Guest-OS personality (src/os)

The guest OS is a pluggable registry. src/os/registry.c maps a KitOSKind to a KitOsImpl vtable; Linux (src/os/linux/linux.c) is the only implementation. The OS owns everything about the user-mode process convention that is neither arch nor object-format specific:

The OS layer translates between guest ABI state and emulator-level requests; it does not perform host I/O or resolve host symbols. The C calling-convention ABI is separate, derived from (arch, obj-format) by src/abi/registry.c; the OS vtable does not pick ABI vtables.

Guest ELF loader (src/obj/elf/emu_load.c)

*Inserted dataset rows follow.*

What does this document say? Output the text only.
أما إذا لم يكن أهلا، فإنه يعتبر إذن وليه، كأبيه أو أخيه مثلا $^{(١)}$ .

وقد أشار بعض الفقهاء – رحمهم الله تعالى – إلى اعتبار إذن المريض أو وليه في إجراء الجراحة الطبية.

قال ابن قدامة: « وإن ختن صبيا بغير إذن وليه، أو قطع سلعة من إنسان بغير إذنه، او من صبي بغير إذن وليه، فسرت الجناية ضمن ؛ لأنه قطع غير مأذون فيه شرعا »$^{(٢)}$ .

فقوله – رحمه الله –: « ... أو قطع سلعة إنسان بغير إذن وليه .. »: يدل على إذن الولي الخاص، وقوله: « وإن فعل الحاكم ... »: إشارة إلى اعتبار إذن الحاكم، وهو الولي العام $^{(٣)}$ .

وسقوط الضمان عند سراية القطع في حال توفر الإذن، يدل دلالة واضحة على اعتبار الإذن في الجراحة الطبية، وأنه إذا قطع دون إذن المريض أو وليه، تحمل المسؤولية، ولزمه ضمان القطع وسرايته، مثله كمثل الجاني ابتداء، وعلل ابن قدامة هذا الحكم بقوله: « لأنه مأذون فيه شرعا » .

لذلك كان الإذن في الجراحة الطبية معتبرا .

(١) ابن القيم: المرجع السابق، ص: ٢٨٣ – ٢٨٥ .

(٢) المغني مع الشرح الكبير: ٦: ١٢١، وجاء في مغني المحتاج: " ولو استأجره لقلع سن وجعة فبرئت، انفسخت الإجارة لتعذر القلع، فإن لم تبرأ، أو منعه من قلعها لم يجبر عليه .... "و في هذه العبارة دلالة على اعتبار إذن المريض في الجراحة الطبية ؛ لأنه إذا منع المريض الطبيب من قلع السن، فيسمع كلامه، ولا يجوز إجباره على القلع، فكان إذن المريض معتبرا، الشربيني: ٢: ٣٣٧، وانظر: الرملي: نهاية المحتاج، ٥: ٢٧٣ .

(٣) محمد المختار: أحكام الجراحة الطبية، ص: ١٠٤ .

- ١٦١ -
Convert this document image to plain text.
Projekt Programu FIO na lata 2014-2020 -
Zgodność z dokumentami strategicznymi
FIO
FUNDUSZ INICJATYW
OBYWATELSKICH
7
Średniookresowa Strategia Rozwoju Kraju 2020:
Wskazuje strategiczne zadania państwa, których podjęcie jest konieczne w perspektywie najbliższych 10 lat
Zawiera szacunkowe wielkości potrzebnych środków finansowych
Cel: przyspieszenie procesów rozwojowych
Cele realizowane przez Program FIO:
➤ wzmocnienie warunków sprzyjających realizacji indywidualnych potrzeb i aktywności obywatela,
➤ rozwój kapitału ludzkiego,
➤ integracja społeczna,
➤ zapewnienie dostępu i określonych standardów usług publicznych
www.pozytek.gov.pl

The ELF loader implements ObjFormatImpl.emu (ObjFormatEmuOps, elf_emu_ops), handling ELF64 little-endian executable loading via program headers. It parses the header directly rather than going through elf_read.c — the reader builds an ObjBuilder for the linker, which is the wrong output here. It maps ET_EXEC for the main object and ET_DYN for dependencies (assigned a load bias into a VM gap), extracting the dynamic, TLS, and interpreter metadata that the rest of the pipeline needs. The interface backs the dynamic loader's needed-entry iteration, dynamic symbol lookup (by name and index), relocation iteration, and relocation classification (ELF type numbers -> neutral classes + RelocKind). The program-header types and dynamic tables are the loading contract; the per-object format-private blob is EmuElfDynInfo.

Architecture vtable

A guest ISA plugs in via ArchEmuOps (src/arch/arch.h) on top of the shared ArchDecodeOps decoder (also used by objdump and dbg, see ARCH.md). The emu ops provide CPUState construction, the CG types for the block function, the lifter (lift_block), register/SP/TP accessors, the syscall-register ABI, signal-context save/restore, and the import-thunk emit/size. rv64 is the implemented backend; its lifter emits one CG function per block that returns the next guest PC and calls the shared __emu_* helpers plus its own register-file helpers, with control-transfer and ecall instructions acting as block terminators.

Optional INTERP execution

The same lifted-block path can run through the kit IR interpreter instead of host code (KIT_EMU_MODE_INTERP, requires KIT_INTERP_ENABLED; forces at least -O1 so the optimizer's PReg-path IR is available for capture). The mode is chosen once at construction, not per block.

The two strategies differ only in what the code cache stores. In JIT mode the payload is a host code entry, invoked directly through the EmuBlockFn typedef. In INTERP mode the block is still linked as a JIT image — that link is what resolves and validates the helper externs and proves the block is well-formed — but the cache payload is the captured KitInterpFunc*, and dispatch runs it on a per-emu interpreter program and stack, seeding the thread pointer as the single argument and shuttling back the next-PC return. Either way guest registers and memory are reached only through the same __emu_* helpers, so the interpreter holds no guest state and the lifter is identical across modes. A block the interpreter cannot capture or run is a hard failure with a reason, never a silent fallback to the JIT payload. See INTERPRETER.md.